Dopamine receptor modulator

SB269652 is an experimental dopamine D_{2} and D_{3} receptor negative allosteric modulator. It is of interest in the potential development of novel antipsychotics for treatment of schizophrenia with reduced side effects, such as extrapyramidal symptoms.
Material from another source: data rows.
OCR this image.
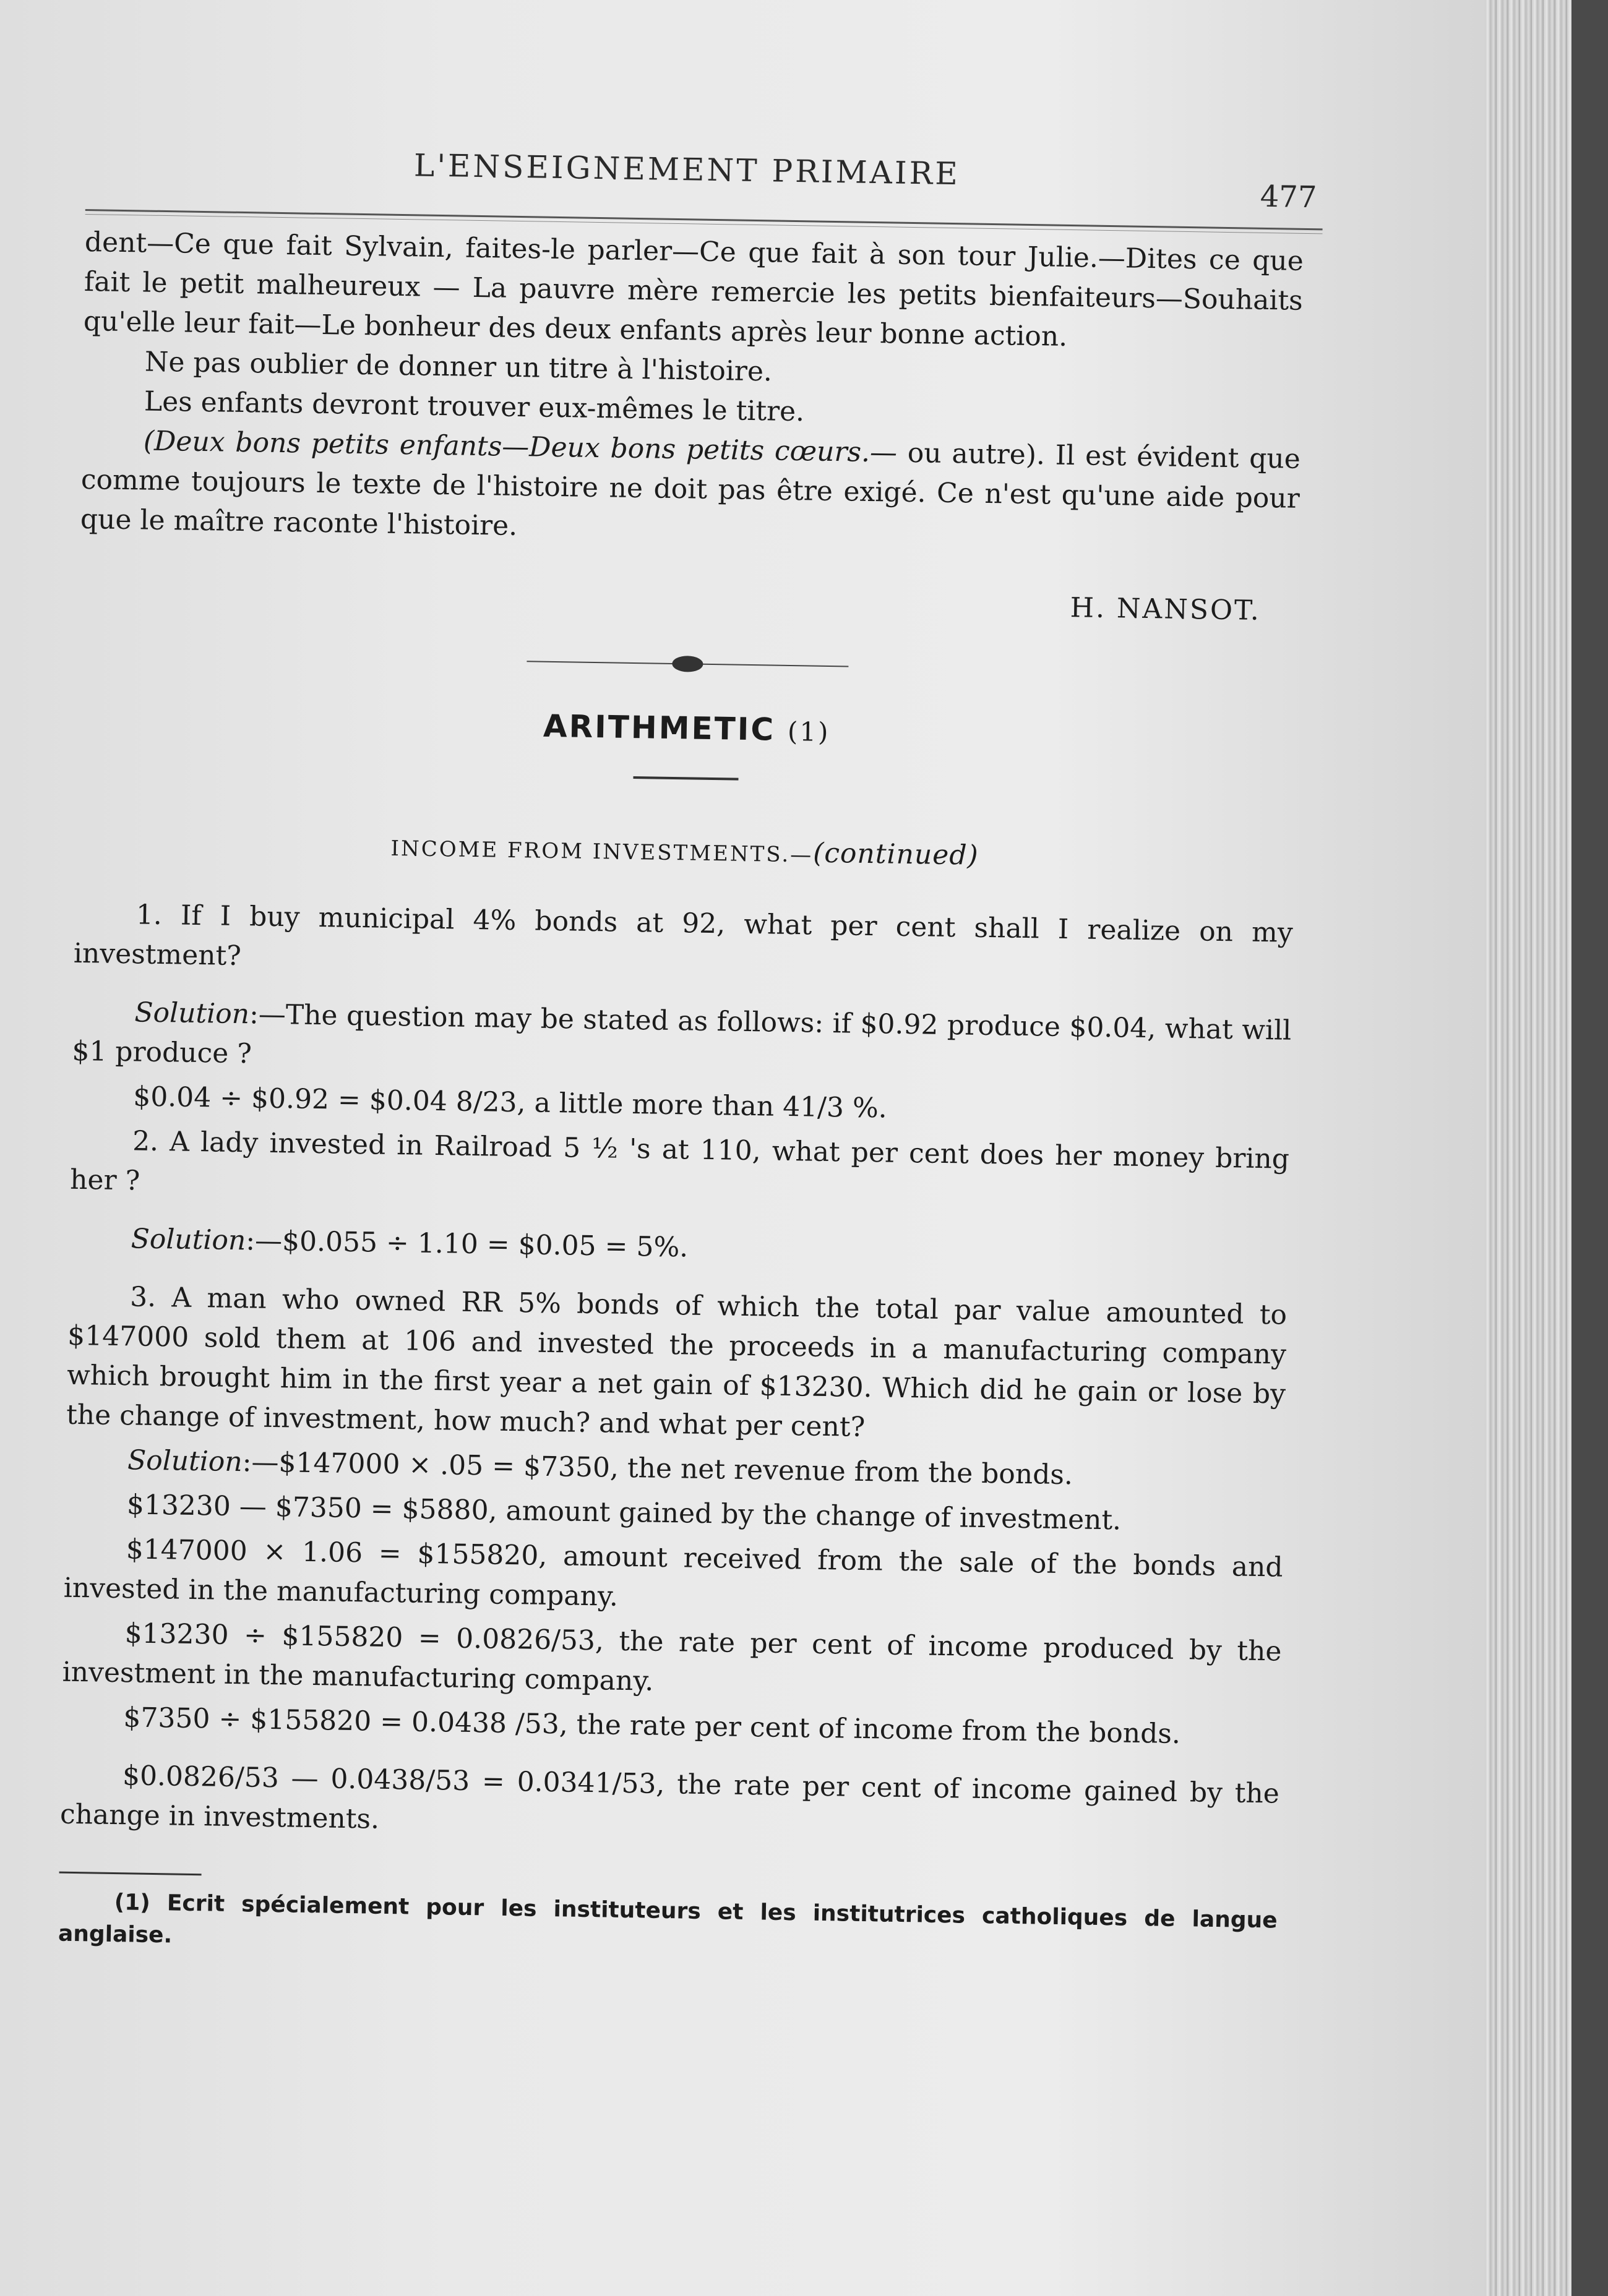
L'ENSEIGNEMENT PRIMAIRE
477

dent—Ce que fait Sylvain, faites-le parler—Ce que fait à son tour Julie.—Dites ce que fait le petit malheureux — La pauvre mère remercie les petits bienfaiteurs—Souhaits qu'elle leur fait—Le bonheur des deux enfants après leur bonne action.

Ne pas oublier de donner un titre à l'histoire.

Les enfants devront trouver eux-mêmes le titre.

(Deux bons petits enfants—Deux bons petits cœurs.— ou autre). Il est évident que comme toujours le texte de l'histoire ne doit pas être exigé. Ce n'est qu'une aide pour que le maître raconte l'histoire.

H. NANSOT.
ARITHMETIC (1)
INCOME FROM INVESTMENTS.—(continued)

1. If I buy municipal 4% bonds at 92, what per cent shall I realize on my investment?

Solution:—The question may be stated as follows: if $0.92 produce $0.04, what will $1 produce ?

$0.04 ÷ $0.92 = $0.04 8/23, a little more than 41/3 %.

2. A lady invested in Railroad 5 ½ 's at 110, what per cent does her money bring her ?

Solution:—$0.055 ÷ 1.10 = $0.05 = 5%.

3. A man who owned RR 5% bonds of which the total par value amounted to $147000 sold them at 106 and invested the proceeds in a manufacturing company which brought him in the first year a net gain of $13230. Which did he gain or lose by the change of investment, how much? and what per cent?

Solution:—$147000 × .05 = $7350, the net revenue from the bonds.

$13230 — $7350 = $5880, amount gained by the change of investment.

$147000 × 1.06 = $155820, amount received from the sale of the bonds and invested in the manufacturing company.

$13230 ÷ $155820 = 0.0826/53, the rate per cent of income produced by the investment in the manufacturing company.

$7350 ÷ $155820 = 0.0438 /53, the rate per cent of income from the bonds.

$0.0826/53 — 0.0438/53 = 0.0341/53, the rate per cent of income gained by the change in investments.

(1) Ecrit spécialement pour les instituteurs et les institutrices catholiques de langue anglaise.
The drug is described as a dual orthosteric and allosteric (i.e., bitopic) modulator of the dopamine D_{2} and D_{3} receptors, as an atypical allosteric modulator of these receptors, and as specifically targeting D_{2}–D_{3} receptor dimers. SB269652 was first described in the scientific literature by 1999. It was originally thought to act purely as an antagonist of the dopamine D_{2} and D_{3} receptors, but was serendipitously found to be a negative allosteric modulator of these receptors in 2010. It was the first dopamine D_{2} and D_{3} receptor negative allosteric modulator to be discovered. More potent analogues of SB269652 have been developed.